Sconcerta ancor più sapere che, come apprendo dal web, ancora una volta l’interruzione dell’erogazione nel centro pianese si è resa necessaria per consentire la riparazione della condotta che aveva ceduto a valle, tanto da provocare l’allagamento dell’area denominata Ischitella, mentre tanta gente è costretta a subire inenarrabili disagi causati dalla penuria del prezioso liquido.

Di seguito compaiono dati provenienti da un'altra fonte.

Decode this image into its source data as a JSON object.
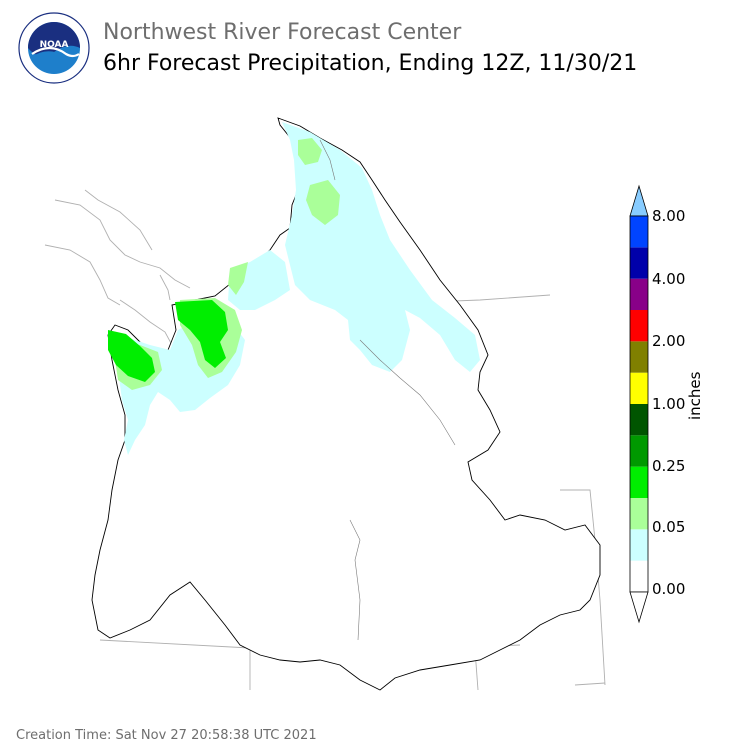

Un problema che, secondo addetti ai lavori, si verifica soprattutto d’estate perché qualcuno manometterebbe le ‘saracinesche di derivazione’, ubicata a valle di Caiazzo, nei presso della ferrovia, per favorire un maggior flusso idrico verso le zone balneari, ovviamente a discapito dei centri ubicati ‘a monte’.
Danno e beffa in particolare per Piana, dove, in mancanza di una ‘saracinesca’ a valle del paese, per effettuare qualunque intervento sulla condotta adduttrice principale, occorre privare dell’acqua l’intero comprensorio.
Ciononostante, per decenni mai nessuno si sarebbe battuto per ovviare al grave problema, secondo i soliti bene informati, semplicemente perché una ‘saracinesca’ adeguata al diametro della condotta adduttrice principale, la sua installazione e la relativa manutenzione, sarebbero venute a costare troppo!

Spero che i vatrri preposti si attivino senza alcuna esitazione perché ciò non accada più, altrimenti saremmo costretti ad avviare una petizione popolare per chiedere le dimissioni non solo della civica amministrazione, ma anche di quelle, rivelatesi non meno incapaci, del consorzio, che peraltro mi risulta già decaduto da anni, e della stessa provincia che dovrebbe sovrintendere il tutto”.

(Giovanni D’Andrea responsabile territoriale di Rinnovamento Missino)
PS : sono almeno dieci anni che queste situazioni non si risolvono!